Working that many hours a week would fall somewhere between hectic passion and destructive insanity, but for Lenhardt it’s simply part of the process of building The Food Mint, which has been doubling in size every year for the past two years. Specifically, the company specializes in providing “hands-on” advisement on how to grow food-centric businesses. “At the same time, and perhaps more importantly, we might help you find a way to do things more effectively, or more efficiently, so that your small business has a better chance to succeed,” the official website reads. The company’s official blog RealFoodMBA also provides valuable intel for those looking to enhance or build their own food startups.
This isn’t to confuse The Food Mint with a simple business accelerator program, Lenhardt stresses. “Most accelerator program require temporary geographic location. It’s pretty structured with meetings every day or week. You have mentors and advisors with set milestones and a program that typically ends with a demo day. And most of the startups that go through the program end up with an ASK (an offer price in debt or equity). We help teams come up with and execute the strategies that will help them grow one side of their business.”
As The Food Mint grows, Lenhardt expects a slight transition away from general food businesses and to refine their focus on the consumer packaged goods (CPG) industry.
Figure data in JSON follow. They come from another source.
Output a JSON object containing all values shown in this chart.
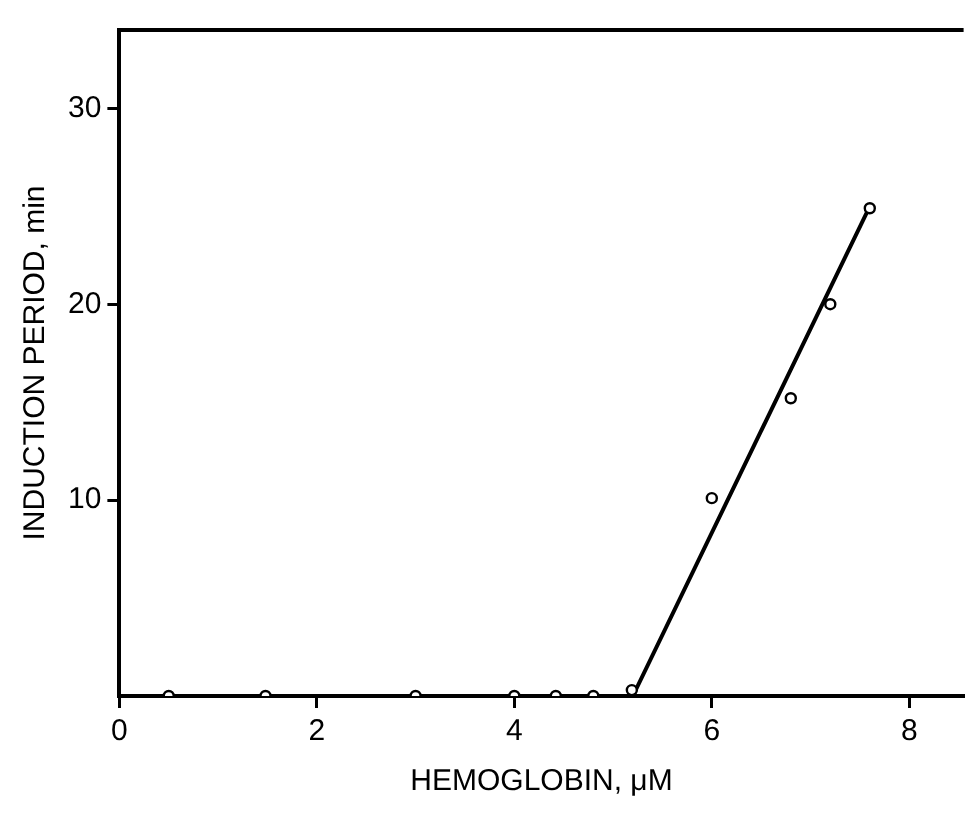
{
  "chart_data": {
    "type": "scatter",
    "xlabel": "HEMOGLOBIN, μM",
    "ylabel": "INDUCTION PERIOD, min",
    "series": [
      {
        "color": "#000000",
        "x": [
          0.5,
          1.48,
          3.0,
          4.0,
          4.42,
          4.8,
          5.19,
          6.0,
          6.8,
          7.2,
          7.6
        ],
        "values": [
          0,
          0,
          0,
          0,
          0,
          0,
          0.3,
          10.1,
          15.2,
          20,
          24.9
        ]
      },
      {
        "type": "line",
        "color": "#000000",
        "x": [
          0.5,
          5.2,
          7.6
        ],
        "values": [
          0,
          0,
          25
        ],
        "marker": "none"
      }
    ],
    "xlim": [
      0,
      8.55
    ],
    "xticks": [
      0,
      2,
      4,
      6,
      8
    ],
    "ylim": [
      0,
      34
    ],
    "yticks": [
      10,
      20,
      30
    ],
    "grid": false,
    "legend": false,
    "marker": "circle"
  }
}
But getting to this point, like so many others before her, requires a long head-start. For students and recent graduates looking to build their own entrepreneurial empires, Lenhardt argues for urgency.
“Get started NOW,” she exclaims. “I think one of the biggest barriers for people is that they feel they need to do a ton of research. The best way to start a business is just to get started. It’s actually not that hard, it’s about getting out of your own way.”